Par le Docteur Stéphane CASCUA,
Rédacteur en chef de www.docdusport.com
Voici quelques cas cliniques, authentiques, emblématiques, parfois humoristiques … un soupçon polémiques. Ils illustrent l’opportunité du bon sens, des connaissances, de la modération et de l’individualisation face à la déferlante des références scientistes déconnectées de la vraie vie !
Plus vite, plus haut … moins fort 😊 !
Amélie est une ravissante rameuse. Elle prépare tout simplement les jeux olympique en aviron … Parallèlement, elle parvient à suivre un brillant cursus d’économie à la faculté. Elle a mal à la base du cou et entre les omoplates. Je lui demande dans quelles circonstances surviennent ses douleurs. Elle me précise qu’elle souffre quand elle est à son bureau notamment quand elle surligne ses polycopiés. Elle m’avoue qu’elle travaille vautrée sur sa table. Bref, elle a « syndrome du Stabilo », la tête penchée, tordue et suspendue. Je la questionne : « qu’elle ont été les traitements entrepris ? ».

ON NE NOUS DIT PAS TOUT 😊
LE RENFO NE SOIGNE PAS TOUT
Elle m’indique qu’elle a fait de la rééducation et du renforcement des fixateurs des omoplates ! 😊 Je ne peux que déployer un sourire taquin : « La faiblesse de tes muscles ne me parait pas être la cause de ta douleur … toi qui, 15 à 20 heures par semaine, rame, fait de la musculation et du tirage en tous sens ! Bref, plus que tenter d’adapter vainement le corps à une contrainte mécanique, nous allons opter pour la réduction de cette contrainte ». Amélie a investi dans un pupitre à 45° où elle a posé ses polys. Elle a surligné en posant le coude sur la table. De temps à autres, elle a relâché ses épaules et senti le poids de ses mains sur son bureau, tout en respirant amplement … Une dernière astuce thérapeutique référencée dans un article PubMed, publié en - 512 avant JC et écrit par Boudha 😊 ! Très vite, les douleurs ont disparus !
Un footballeur, trois muscles trop gros !
Hicham fait du foot en centre de formation. Il revient d’une chirurgie pour syndrome de loge antéro externe. Une blessure qui survient quand les masses musculaires situées à l’avant du tibia sont trop grosses à force de relever les pieds en courant. Il a été opéré afin d’ouvrir les membranes qui enserraient et étouffaient ses muscles volumineux. Au-delà de cette exemple contre-indiquant le renforcement musculaire, les malheurs de Hicham ne s’arrêtent pas là ! Au cours de sa rééducation, avant de renouer avec le terrain, on pratique le renforcement de toute sa jambe. A la reprise de la course, il déclenche des douleurs de mollet … alors, on lui dit : tu n’es pas prêt ! Retourne faire de la musculation ! … Et les symptômes s’aggravent, les douleurs sont de plus en plus précoces ! L’examen médical et l’imagerie montrent deux soucis. On constate que l’artère qui apporte le sang aux muscles est coincée à l’arrière du genou … à cause d’un mollet trop volumineux !

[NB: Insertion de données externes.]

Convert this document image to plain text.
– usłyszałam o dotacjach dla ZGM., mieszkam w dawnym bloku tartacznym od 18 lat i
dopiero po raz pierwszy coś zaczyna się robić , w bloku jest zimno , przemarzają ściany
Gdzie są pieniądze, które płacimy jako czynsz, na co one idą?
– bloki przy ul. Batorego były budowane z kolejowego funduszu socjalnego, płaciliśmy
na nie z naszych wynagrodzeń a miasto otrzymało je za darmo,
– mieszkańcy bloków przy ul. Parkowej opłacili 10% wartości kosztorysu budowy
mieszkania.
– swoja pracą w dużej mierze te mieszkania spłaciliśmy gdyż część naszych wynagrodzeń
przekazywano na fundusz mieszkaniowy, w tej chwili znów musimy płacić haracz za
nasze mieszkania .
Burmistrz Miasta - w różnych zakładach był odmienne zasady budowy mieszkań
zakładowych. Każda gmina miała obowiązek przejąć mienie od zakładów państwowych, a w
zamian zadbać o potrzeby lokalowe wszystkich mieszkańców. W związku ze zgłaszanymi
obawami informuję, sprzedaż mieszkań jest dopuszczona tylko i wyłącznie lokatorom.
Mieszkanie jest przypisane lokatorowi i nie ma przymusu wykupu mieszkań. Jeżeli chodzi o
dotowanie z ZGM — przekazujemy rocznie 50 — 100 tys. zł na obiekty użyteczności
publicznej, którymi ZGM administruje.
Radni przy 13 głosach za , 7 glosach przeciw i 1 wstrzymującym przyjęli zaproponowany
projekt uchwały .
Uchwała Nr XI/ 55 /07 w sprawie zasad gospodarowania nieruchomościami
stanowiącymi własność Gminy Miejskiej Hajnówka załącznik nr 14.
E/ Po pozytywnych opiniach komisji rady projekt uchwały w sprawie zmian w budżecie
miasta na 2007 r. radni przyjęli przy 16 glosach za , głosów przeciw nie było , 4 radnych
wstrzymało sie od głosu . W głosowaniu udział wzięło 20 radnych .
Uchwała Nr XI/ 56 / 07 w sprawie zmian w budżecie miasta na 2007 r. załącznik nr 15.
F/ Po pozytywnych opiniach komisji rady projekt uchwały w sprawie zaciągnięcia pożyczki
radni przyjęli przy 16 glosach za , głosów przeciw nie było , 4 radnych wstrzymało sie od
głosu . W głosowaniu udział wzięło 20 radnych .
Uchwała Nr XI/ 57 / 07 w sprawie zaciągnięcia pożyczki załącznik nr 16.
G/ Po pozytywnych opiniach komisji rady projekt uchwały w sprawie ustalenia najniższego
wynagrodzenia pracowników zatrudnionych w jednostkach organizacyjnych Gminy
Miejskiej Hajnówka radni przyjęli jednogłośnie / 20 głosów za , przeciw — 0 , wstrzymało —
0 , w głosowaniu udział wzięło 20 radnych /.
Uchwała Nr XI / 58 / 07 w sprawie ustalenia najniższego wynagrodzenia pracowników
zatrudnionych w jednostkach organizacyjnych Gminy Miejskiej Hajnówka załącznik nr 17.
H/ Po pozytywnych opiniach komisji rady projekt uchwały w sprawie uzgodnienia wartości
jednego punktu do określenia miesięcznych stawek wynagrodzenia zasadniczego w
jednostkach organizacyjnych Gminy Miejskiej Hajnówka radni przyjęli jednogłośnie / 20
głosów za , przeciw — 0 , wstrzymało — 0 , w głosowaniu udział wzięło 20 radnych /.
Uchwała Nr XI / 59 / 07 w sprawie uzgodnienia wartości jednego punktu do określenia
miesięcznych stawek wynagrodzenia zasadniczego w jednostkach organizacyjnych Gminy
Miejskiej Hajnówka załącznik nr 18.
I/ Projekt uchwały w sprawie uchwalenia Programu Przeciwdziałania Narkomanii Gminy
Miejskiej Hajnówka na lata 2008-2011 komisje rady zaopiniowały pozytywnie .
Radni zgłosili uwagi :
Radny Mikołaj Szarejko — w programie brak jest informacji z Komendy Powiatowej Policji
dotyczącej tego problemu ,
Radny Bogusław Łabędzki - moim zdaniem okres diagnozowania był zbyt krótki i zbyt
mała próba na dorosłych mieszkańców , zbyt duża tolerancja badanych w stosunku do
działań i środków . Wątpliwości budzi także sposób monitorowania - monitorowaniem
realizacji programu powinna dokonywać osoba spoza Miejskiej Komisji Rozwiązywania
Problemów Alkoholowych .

SYNDROME DE LOGE, POPLITE PIEGEE ET SOLEAIRE SURNUMERAIRE CONTRE INDIQUENT LE RENFO !
On parle d’artère poplité piégée ! Et ce n’est pas tout ! … Pauvre Hicham, il accumule les problèmes ! Notre footeux est porteur d’une particularité anatomique. Il présente un soléaire surnuméraire, un muscle du mollet supplémentaire enserré entre le tendon d’Achille et le tibia … qui s’asphyxie quand prend de la masse ! Ces deux blessures ont été provoquée par un excès de renforcement ! Hicham va devoir se démuscler avant de reprendre le foot …
Parfois, les massages permettent le renfo !
Kévin pratique le foot. Sa rotule était mal alignée et frottait dans le couloir osseux de son fémur. Il a bénéficié d’une opération afin de réaxer son appareil extenseur du genou. On parle de transfert de la tubérosité tibiale antérieure. Il vient me voir car la rééducation n’avance pas ! Il ne parvient pas à rependre de la force au niveau de son quadriceps.
TOUTES LES ADHERENCES NE LACHENT PAS AVEC LE RENFO
EN REVANCHE, ELLES EMPECHENT LE RENFO
Il est limité par des douleurs de rotule ! Son thérapeute tente de rompre le cercle vicieux : un muscle faible, une rotule qui se balade et fait mal. Il essaye d’enclencher le cercle vertueux : un muscle plus fort, une rotule bien centrée dans son couloir, sans frottement intempestif et indolore. Mais ça ne marche pas ! Normal ! A l’examen, il ne souffre pas de sa rotule … mais des adhérences de sa cicatrice opératoire quelques centimètres plus bas ! Je masse et décolle vigoureusement la peau collée sur l’os. « Aie, c’est sa doc ! ça c’est ma douleur ! ». Un super kiné a utilisé ses mains de la physiothérapie défibrosante pour restaurer les plans de glissement. Il a pu renouer avec la musculation utile à sa rééducation puis reprendre sur le terrain ! Moralité : le manque de muscle ne constitue pas toujours le facteur limitant de la réadaptation !
Du renfo en récup d’un ultra 😊 !
Pour la première fois, Thierry a terminé l’UTMB, l’Ultra Trail du Mont Blanc, 180 kilomètres dans la montagne accompagnés de 10 000 mètres de dénivelé positif . Sur le dernier quart de la course, il a très mal à l’avant de son genou sur le relief … surtout en descente. Il termine en boitant. L’histoire est très évocatrice, l’examen et l’IRM le confirment : il présente une rotule forcée. Il a de vive douleur à la percussion et sur ses surfaces articulaires. Les images montrent un cartilage très inflammatoire et un œdème qui s’étend largement dans l’os sous-jacent. Il existe même une petite portion de cartilage manquant … probablement une avulsion répondant à une fracture de fatigue de l’os sous chondral … sous le cartilage ! Oui ça existe !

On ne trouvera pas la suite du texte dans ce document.